O resgate do soldado Ryan constitui-se num filme de guerra com peso nostálgico e histórico (a cena inicial se completa na parte final), com uma certa dureza no que se refere à composição dos personagens – afinal, lida com um cenário de guerra –, mas que acaba preenchendo algumas lacunas com uma emoção calculada, rara em Spielberg, mais propenso a extravasar, o que ele faz com todos os tons permitidos a um diretor conhecido pelo olhar que tem sobre a ação.
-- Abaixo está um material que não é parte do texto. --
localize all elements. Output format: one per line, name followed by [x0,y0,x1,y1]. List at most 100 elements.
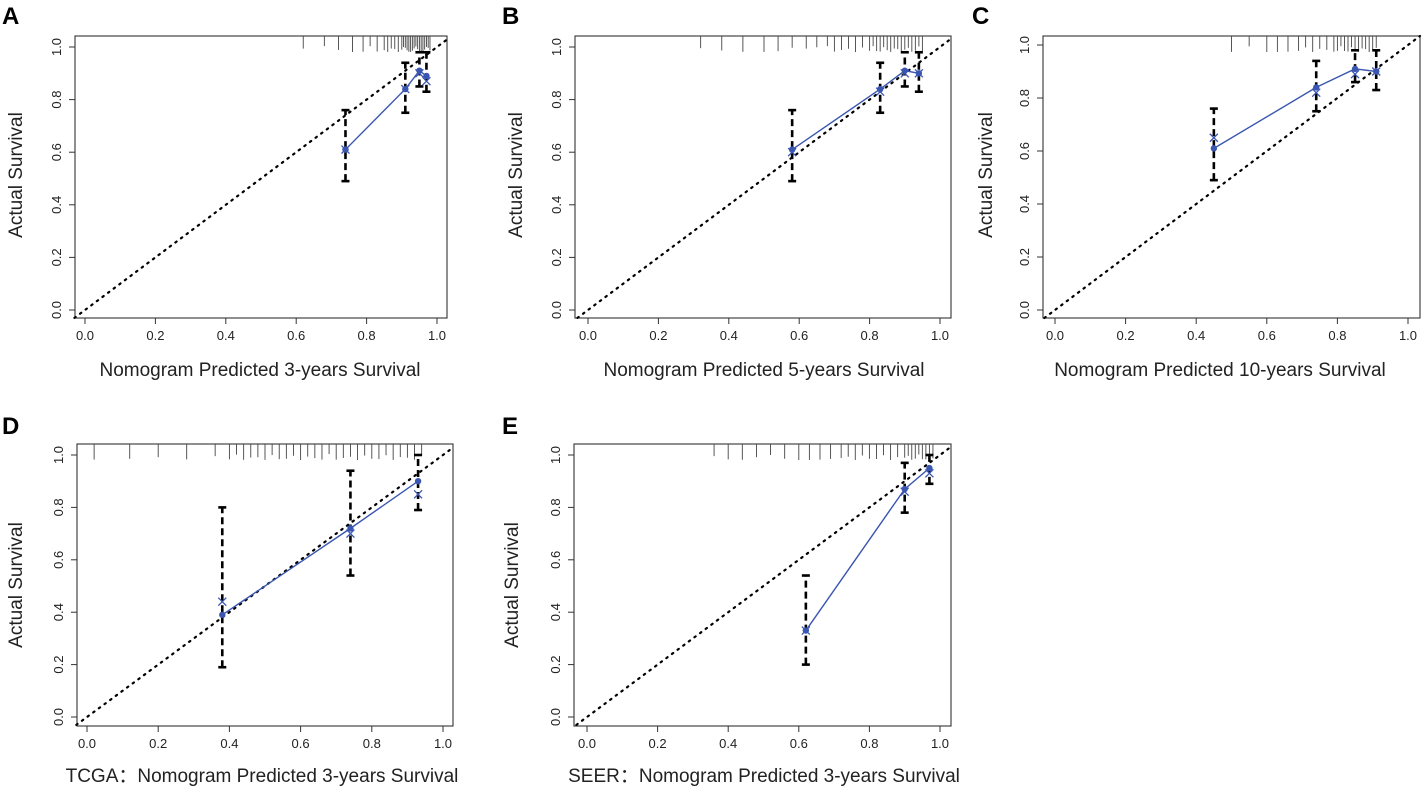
bias-corrected-marker [1350,69,1360,79]
y-tick-label: 0.4 [49,196,64,214]
x-tick-label: 0.6 [790,328,808,343]
x-tick-label: 0.4 [220,736,238,751]
x-tick-label: 0.6 [287,328,305,343]
bias-corrected-marker [914,68,924,78]
bias-corrected-marker [900,487,910,497]
x-tick-label: 0.0 [78,736,96,751]
panel-e: E Actual Survival SEER：Nomogram Predicte… [502,413,960,787]
calibration-line [344,69,427,151]
y-axis-title: Actual Survival [502,522,523,648]
y-tick-label: 1.0 [49,38,64,56]
y-tick-label: 0.0 [1017,301,1032,319]
x-tick-label: 0.0 [578,736,596,751]
y-tick-label: 0.0 [548,708,563,726]
panel-letter: C [972,3,989,30]
ideal-diagonal [73,38,449,319]
bias-corrected-marker [801,626,811,635]
x-tick-label: 0.2 [146,328,164,343]
calibration-line [791,69,920,151]
x-tick-label: 0.0 [1046,328,1064,343]
x-axis-title: Nomogram Predicted 5-years Survival [603,360,924,381]
x-tick-label: 0.2 [649,736,667,751]
y-tick-label: 0.2 [49,248,64,266]
plot-frame [573,443,952,727]
y-tick-label: 0.0 [51,708,66,726]
bias-corrected-marker [900,68,910,78]
y-tick-label: 0.6 [49,143,64,161]
plot-frame [574,35,952,319]
x-tick-label: 0.8 [860,736,878,751]
panel-b: B Actual Survival Nomogram Predicted 5-y… [502,3,953,381]
x-tick-label: 0.8 [861,328,879,343]
bias-corrected-marker [341,145,350,155]
bias-corrected-marker [1209,133,1219,143]
x-tick-label: 0.4 [720,328,738,343]
x-tick-label: 0.6 [1258,328,1276,343]
panel-a: A Actual Survival Nomogram Predicted 3-y… [2,3,449,381]
bias-corrected-marker [875,87,885,97]
x-tick-label: 0.0 [579,328,597,343]
x-tick-label: 0.2 [1117,328,1135,343]
x-tick-label: 0.8 [363,736,381,751]
x-tick-label: 0.8 [1328,328,1346,343]
bias-corrected-marker [414,68,424,78]
bias-corrected-marker [1311,88,1321,98]
y-tick-label: 0.2 [51,656,66,674]
y-tick-label: 1.0 [548,446,563,464]
y-axis-title: Actual Survival [506,112,527,238]
observed-point [423,72,430,80]
ideal-diagonal [576,37,953,319]
calibration-line [1213,68,1377,149]
panel-d: D Actual Survival TCGA：Nomogram Predicte… [2,413,458,787]
y-tick-label: 0.0 [549,301,564,319]
y-tick-label: 0.2 [548,656,563,674]
bias-corrected-marker [400,84,410,94]
calibration-line [805,467,930,631]
x-tick-label: 0.6 [292,736,310,751]
ideal-diagonal [575,445,953,726]
y-tick-label: 0.4 [548,603,563,621]
bias-corrected-marker [787,147,797,157]
ideal-diagonal [1043,34,1422,320]
x-tick-label: 0.8 [358,328,376,343]
plot-frame [74,35,448,319]
y-tick-label: 0.2 [1017,248,1032,266]
y-tick-label: 1.0 [549,38,564,56]
y-tick-label: 0.6 [1017,142,1032,160]
panel-letter: A [2,3,19,30]
y-tick-label: 0.8 [1017,89,1032,107]
y-tick-label: 0.6 [548,551,563,569]
x-axis-title: TCGA：Nomogram Predicted 3-years Survival [66,766,459,787]
y-tick-label: 0.8 [51,498,66,516]
y-tick-label: 0.2 [549,248,564,266]
y-axis-title: Actual Survival [976,112,997,238]
x-tick-label: 1.0 [434,736,452,751]
y-axis-title: Actual Survival [6,522,27,648]
y-tick-label: 1.0 [51,446,66,464]
x-axis-title: Nomogram Predicted 10-years Survival [1054,360,1386,381]
x-tick-label: 0.0 [76,328,94,343]
y-tick-label: 0.8 [548,498,563,516]
y-tick-label: 0.6 [51,551,66,569]
observed-point [1210,145,1218,152]
observed-point [414,478,422,485]
panel-letter: E [502,413,518,440]
x-tick-label: 1.0 [931,328,949,343]
ideal-diagonal [75,446,455,726]
observed-point [926,464,933,472]
panel-letter: D [2,413,19,440]
x-tick-label: 0.2 [149,736,167,751]
calibration-line [221,480,419,616]
bias-corrected-marker [421,76,431,86]
observed-point [219,611,226,619]
y-tick-label: 0.4 [1017,195,1032,213]
x-tick-label: 0.4 [719,736,737,751]
x-tick-label: 0.2 [649,328,667,343]
bias-corrected-marker [1371,67,1381,76]
y-tick-label: 0.4 [549,196,564,214]
bias-corrected-marker [924,468,934,478]
observed-point [1313,84,1320,91]
y-tick-label: 0.4 [51,603,66,621]
x-axis-title: SEER：Nomogram Predicted 3-years Survival [568,766,960,787]
y-tick-label: 0.8 [549,91,564,109]
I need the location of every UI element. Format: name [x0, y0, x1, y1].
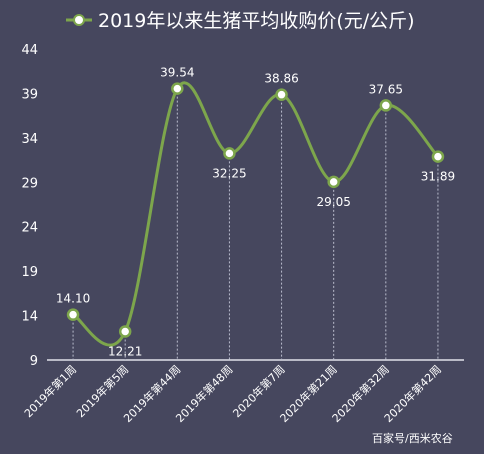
data-label: 31.89: [421, 170, 455, 184]
data-point: [223, 147, 236, 160]
data-point: [118, 325, 132, 338]
y-tick-label: 39: [21, 87, 38, 102]
data-label: 32.25: [212, 166, 246, 180]
series-line: [72, 81, 440, 347]
y-tick-label: 34: [21, 132, 38, 147]
x-tick-label: 2020年第7周: [230, 362, 288, 420]
data-label: 38.86: [264, 72, 298, 86]
y-tick-label: 9: [30, 354, 38, 369]
watermark-text: 百家号/西米农谷: [372, 431, 453, 445]
data-labels: 14.10 12.21 39.54 32.25 38.86 29.05 37.65 31.89: [56, 66, 455, 359]
y-tick-label: 44: [21, 43, 38, 58]
data-point: [275, 88, 288, 101]
y-tick-label: 14: [21, 310, 38, 325]
drop-lines: [72, 88, 439, 360]
y-ticks: 9 14 19 24 29 34 39 44: [21, 43, 38, 369]
data-point: [171, 82, 184, 95]
data-point: [66, 308, 80, 321]
data-point: [327, 175, 340, 189]
legend-label: 2019年以来生猪平均收购价(元/公斤): [98, 10, 415, 32]
markers: [66, 82, 445, 338]
data-label: 14.10: [56, 292, 90, 306]
legend: 2019年以来生猪平均收购价(元/公斤): [66, 10, 415, 32]
legend-marker-swatch: [73, 14, 85, 26]
x-ticks: 2019年第1周2019年第5周2019年第44周2019年第48周2020年第…: [21, 362, 444, 425]
data-label: 12.21: [108, 344, 142, 358]
data-label: 37.65: [369, 82, 403, 96]
data-label: 29.05: [317, 195, 351, 209]
y-tick-label: 29: [21, 176, 38, 191]
data-label: 39.54: [160, 66, 194, 80]
x-tick-label: 2019年第1周: [21, 362, 79, 420]
data-point: [431, 150, 445, 163]
data-point: [379, 99, 393, 112]
x-tick-label: 2019年第5周: [73, 362, 131, 420]
y-tick-label: 19: [21, 265, 38, 280]
y-tick-label: 24: [21, 221, 38, 236]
Diferente de Malick, que consegue, em Além da linha vermelha, por meio da guerra, retratar, de maneira mais densa e menos nebulosa, o que dela não faz parte. Os filmes, em sua abertura, se parecem, mas cada diretor toma suas escolhas diante das próprias características.
Malick é um cineasta que emprega os diálogos e os mínimos detalhes como o centro da ação. Desse modo, a preocupação do primeiro sargento Welsh (Sean Penn) em tirar Witt do Pacífico, da Melanésia, para reintegrá-lo no exército e guiá-lo para a ilha onde se dará o combate derradeiro, na Colina 210, peça-chave da artilharia japonesa, não passa de uma tentativa de convencer a si mesmo de que a guerra vale a pena (e certamente, ele sabe, não vale). O olhar do sargento interpretado por Hanks se direciona para a morte, e é dela que os personagens querem escapar em Além da linha vermelha, sem necessariamente conseguir.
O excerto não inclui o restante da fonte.